Partant, le commissaire estime que la SPR a commis une erreur en concluant que la requérante n’était pas crédible. Selon lui une grande partie de cette erreur est due au fait que la SPR n’a pas sincèrement pris en compte les Directives n° 4 :

« En analysant l’ensemble de la preuve, incluant le témoignage de l’appelante, je trouve que ses réponses et explications étaient satisfaisantes et ne justifiaient pas une conclusion défavorable sur sa crédibilité ni le rejet de sa demande d’asile. Mon écoute de l’enregistrement de l’audience m’a permis de constater que l’appelante a répondu aux questions de façon spontanée et franchement, du mieux qu’elle pouvait en tenant compte de son expérience de vie de son bagage culturel » (§ 76). « En vertu de cette preuve, je crois l’histoire de l’appelante et que, selon la prépondérance des probabilité, l’appelante sera soumise à la polygamie et à une continuité d’abus de son mari si elle retourne dans son pays » (§ 77).

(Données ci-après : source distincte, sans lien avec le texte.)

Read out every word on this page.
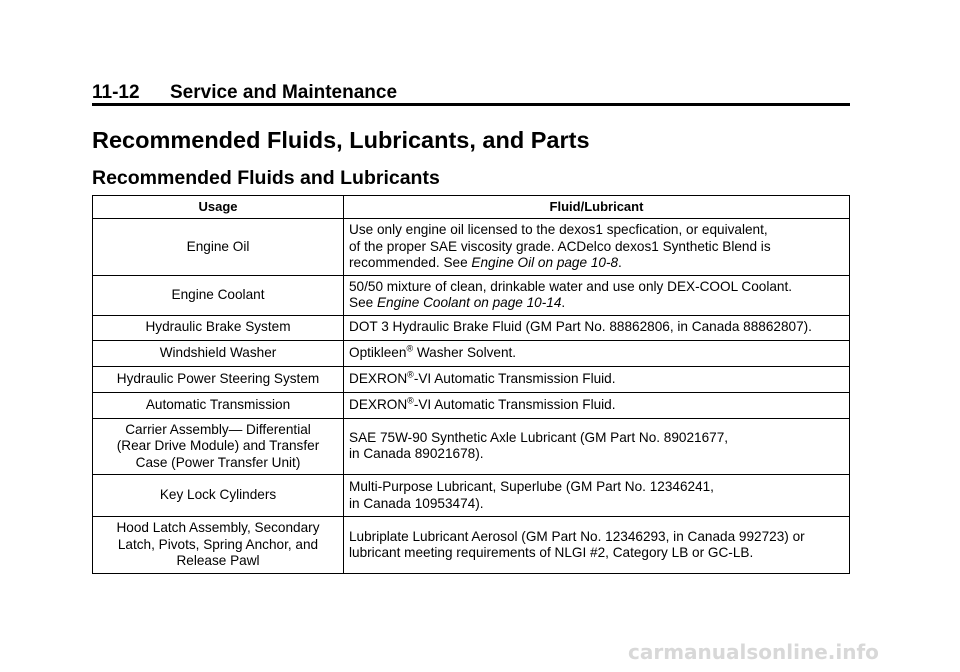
11-12 Service and Maintenance
Recommended Fluids, Lubricants, and Parts
Recommended Fluids and Lubricants
Usage	Fluid/Lubricant
Engine Oil	Use only engine oil licensed to the dexos1 specfication, or equivalent,
of the proper SAE viscosity grade. ACDelco dexos1 Synthetic Blend is
recommended. See Engine Oil on page 10-8.
Engine Coolant	50/50 mixture of clean, drinkable water and use only DEX-COOL Coolant.
See Engine Coolant on page 10-14.
Hydraulic Brake System	DOT 3 Hydraulic Brake Fluid (GM Part No. 88862806, in Canada 88862807).
Windshield Washer	Optikleen® Washer Solvent.
Hydraulic Power Steering System	DEXRON®-VI Automatic Transmission Fluid.
Automatic Transmission	DEXRON®-VI Automatic Transmission Fluid.
Carrier Assembly— Differential
(Rear Drive Module) and Transfer
Case (Power Transfer Unit)	SAE 75W-90 Synthetic Axle Lubricant (GM Part No. 89021677,
in Canada 89021678).
Key Lock Cylinders	Multi-Purpose Lubricant, Superlube (GM Part No. 12346241,
in Canada 10953474).
Hood Latch Assembly, Secondary
Latch, Pivots, Spring Anchor, and
Release Pawl	Lubriplate Lubricant Aerosol (GM Part No. 12346293, in Canada 992723) or
lubricant meeting requirements of NLGI #2, Category LB or GC-LB.
carmanualsonline.info
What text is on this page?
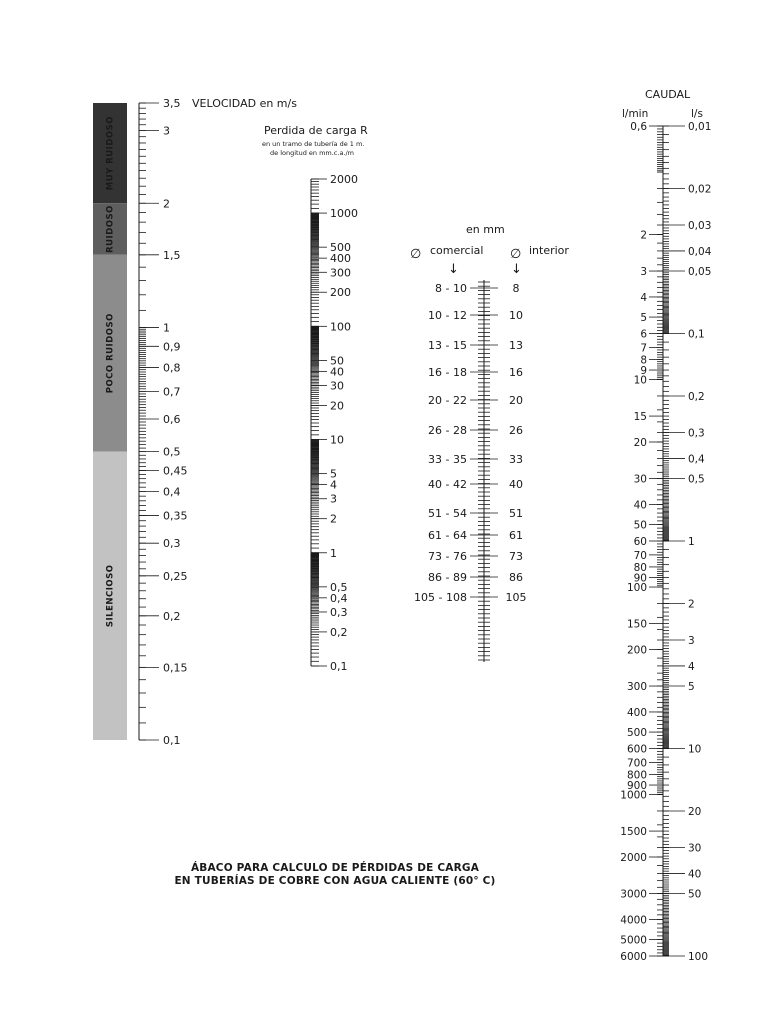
MUY RUIDOSO
RUIDOSO
POCO RUIDOSO
SILENCIOSO
3,5
3
2
1,5
1
0,9
0,8
0,7
0,6
0,5
0,45
0,4
0,35
0,3
0,25
0,2
0,15
0,1
VELOCIDAD en m/s
2000
1000
500
400
300
200
100
50
40
30
20
10
5
4
3
2
1
0,5
0,4
0,3
0,2
0,1
Perdida de carga R
en un tramo de tubería de 1 m.
de longitud en mm.c.a./m
8 - 10	8
10 - 12	10
13 - 15	13
16 - 18	16
20 - 22	20
26 - 28	26
33 - 35	33
40 - 42	40
51 - 54	51
61 - 64	61
73 - 76	73
86 - 89	86
105 - 108	105
en mm
∅ comercial ∅ interior
↓	↓
0,6
2
3
4
5
6
7
8
9
10
15
20
30
40
50
60
70
80
90
100
150
200
300
400
500
600
700
800
900
1000
1500
2000
3000
4000
5000
6000
0,01
0,02
0,03
0,04
0,05
0,1
0,2
0,3
0,4
0,5
1
2
3
4
5
10
20
30
40
50
100
CAUDAL
l/min	l/s
ÁBACO PARA CALCULO DE PÉRDIDAS DE CARGA
EN TUBERÍAS DE COBRE CON AGUA CALIENTE (60° C)
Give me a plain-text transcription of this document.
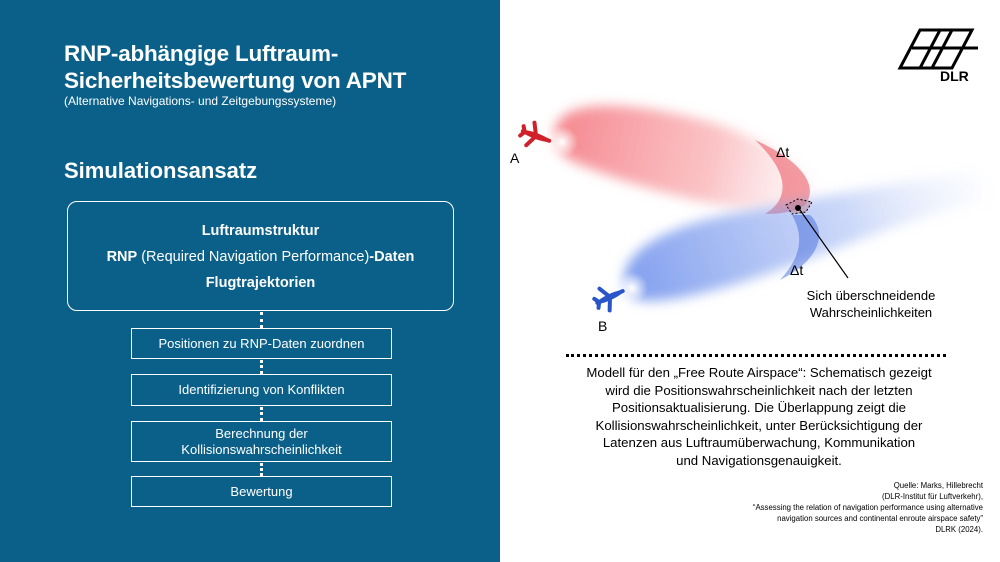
RNP-abhängige Luftraum-
Sicherheitsbewertung von APNT
(Alternative Navigations- und Zeitgebungssysteme)
Simulationsansatz
Luftraumstruktur
RNP (Required Navigation Performance)-Daten
Flugtrajektorien
Positionen zu RNP-Daten zuordnen
Identifizierung von Konflikten
Berechnung der
Kollisionswahrscheinlichkeit
Bewertung
DLR
A
B
Δt
Δt
Sich überschneidende
Wahrscheinlichkeiten
Modell für den „Free Route Airspace“: Schematisch gezeigt
wird die Positionswahrscheinlichkeit nach der letzten
Positionsaktualisierung. Die Überlappung zeigt die
Kollisionswahrscheinlichkeit, unter Berücksichtigung der
Latenzen aus Luftraumüberwachung, Kommunikation
und Navigationsgenauigkeit.
Quelle: Marks, Hillebrecht
(DLR-Institut für Luftverkehr),
“Assessing the relation of navigation performance using alternative
navigation sources and continental enroute airspace safety”
DLRK (2024).
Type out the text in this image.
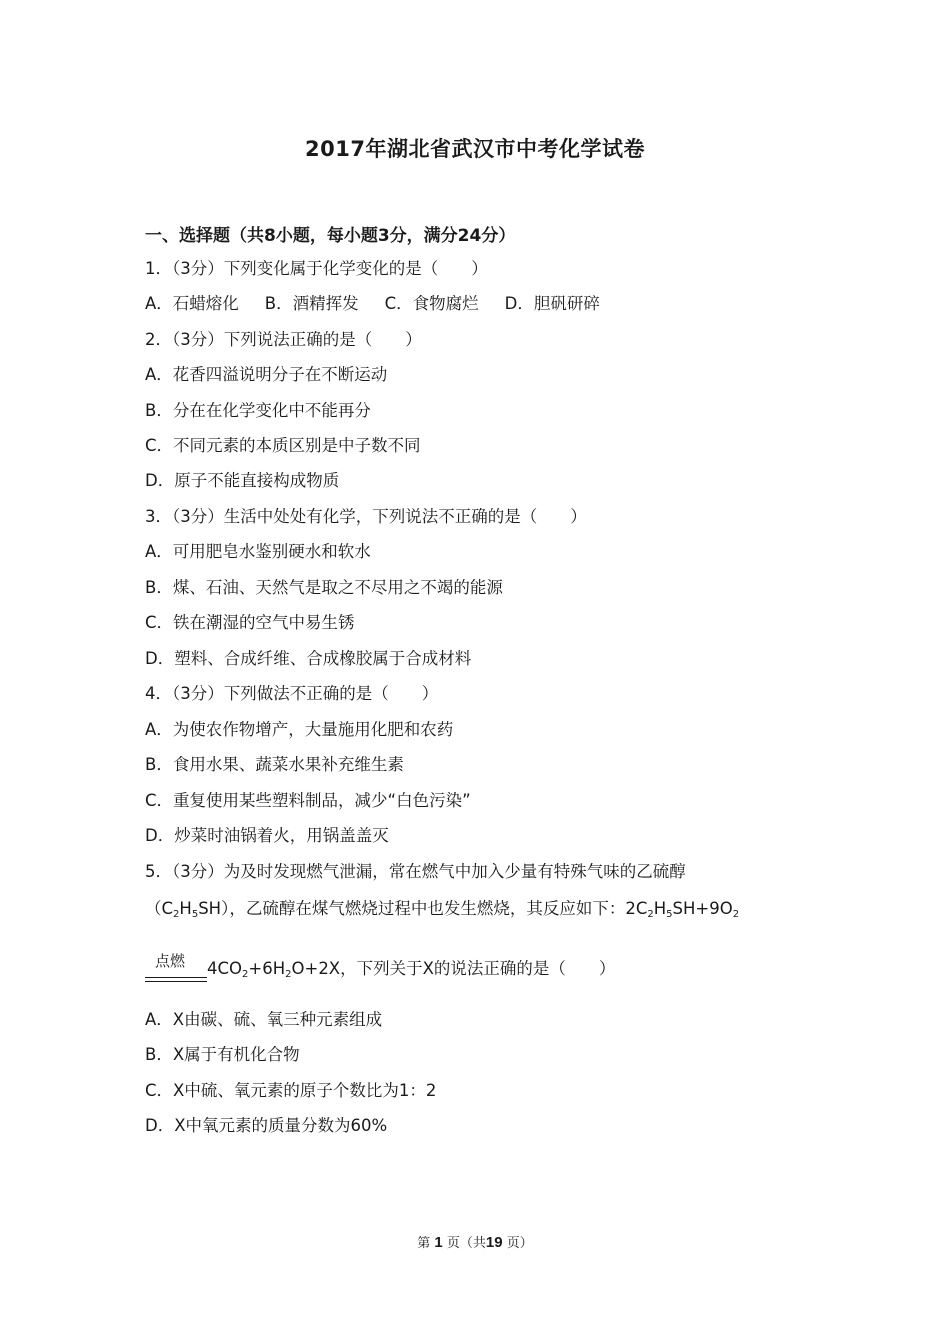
2017年湖北省武汉市中考化学试卷
一、选择题（共8小题，每小题3分，满分24分）
1．（3分）下列变化属于化学变化的是（　　）
A．石蜡熔化 B．酒精挥发 C．食物腐烂 D．胆矾研碎
2．（3分）下列说法正确的是（　　）
A．花香四溢说明分子在不断运动
B．分在在化学变化中不能再分
C．不同元素的本质区别是中子数不同
D．原子不能直接构成物质
3．（3分）生活中处处有化学，下列说法不正确的是（　　）
A．可用肥皂水鉴别硬水和软水
B．煤、石油、天然气是取之不尽用之不竭的能源
C．铁在潮湿的空气中易生锈
D．塑料、合成纤维、合成橡胶属于合成材料
4．（3分）下列做法不正确的是（　　）
A．为使农作物增产，大量施用化肥和农药
B．食用水果、蔬菜水果补充维生素
C．重复使用某些塑料制品，减少“白色污染”
D．炒菜时油锅着火，用锅盖盖灭
5．（3分）为及时发现燃气泄漏，常在燃气中加入少量有特殊气味的乙硫醇
$(C_2H_5SH)$，乙硫醇在煤气燃烧过程中也发生燃烧，其反应如下：$2C_2H_5SH+9O_2$
点燃 $4CO_2+6H_2O+2X$，下列关于X的说法正确的是（　　）
A．X由碳、硫、氧三种元素组成
B．X属于有机化合物
C．X中硫、氧元素的原子个数比为1：2
D．X中氧元素的质量分数为60%
第 1 页（共19 页）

Troisièmement, le commissaire analyse la capacité de l’État guinéen de protéger la requérante et l’existence d’une alternative de protection interne[4]. Concernant la protection de l’État, le commissaire se base sur la preuve documentaire : celle soumise par la requérante, à savoir plusieurs articles de presse relatifs à la situation des femmes en Guinée d’une part, et celle dont il dispose, à savoir le Cartable national de documentation de la Guinée. Considérant ce qui y est renseigné sur la violence conjugale, la polygamie, le lévirat, le sororat, l’excision et la situation des victimes au niveau judiciaire, le commissaire estime que la Guinée n’est pas capable de fournir ne protection adéquate à la requérante. Concernant l’alternative de protection interne, le commissaire conclut qu’aucune protection adéquate ne sera accessible à la requérante et qu’il ne peut pas être raisonnablement exigé d’elle qu’elle se rende dans une autre partie de la Guinée, compte tenu qu’elle n’a pas de moyens financiers propres, qu’elle n’a pas fait d’études supérieures et qu’elle a 65 ans. Il n’y a donc pas d’alternative de protection interne.

En conclusion, le commissaire casse la décision de la SPR et y substitue la sienne, reconnaissant ainsi le statut de réfugié à la requérante en vertu de l’article 96 de la loi sur l’immigration et la protection des réfugiés (LIPR).

B. Éclairage

La CISR est un tribunal administratif est composé de quatre sections : la Section de l’immigration (SI) et la Section d’appel de l’immigration (SAI) d’une part, et la Section de la protection des réfugiés (SPR) et la Section d’appel des réfugiés (SAR)  d’autre part. Ces deux dernières sont donc les deux tribunaux consacrés aux réfugiés.

La procédure est inquisitoire, ce qui est rare au Canada puisque le système en vigueur est celui de la common law (mis à part le Québec qui utilise un système mixte). Le commissaire de la SPR pose des questions ouvertes au demandeur d’asile, sur la base de son dossier. Ensuite, l’avocat peut poser des questions au demandeur pour compléter le témoignage. Le commissaire prend ensuite sa décision. Il peut la rendre directement, et oralement, ce qui est souvent le cas pour les décisions positives. Il peut aussi prendre le dossier en délibéré et rendre sa décision par écrit, ultérieurement.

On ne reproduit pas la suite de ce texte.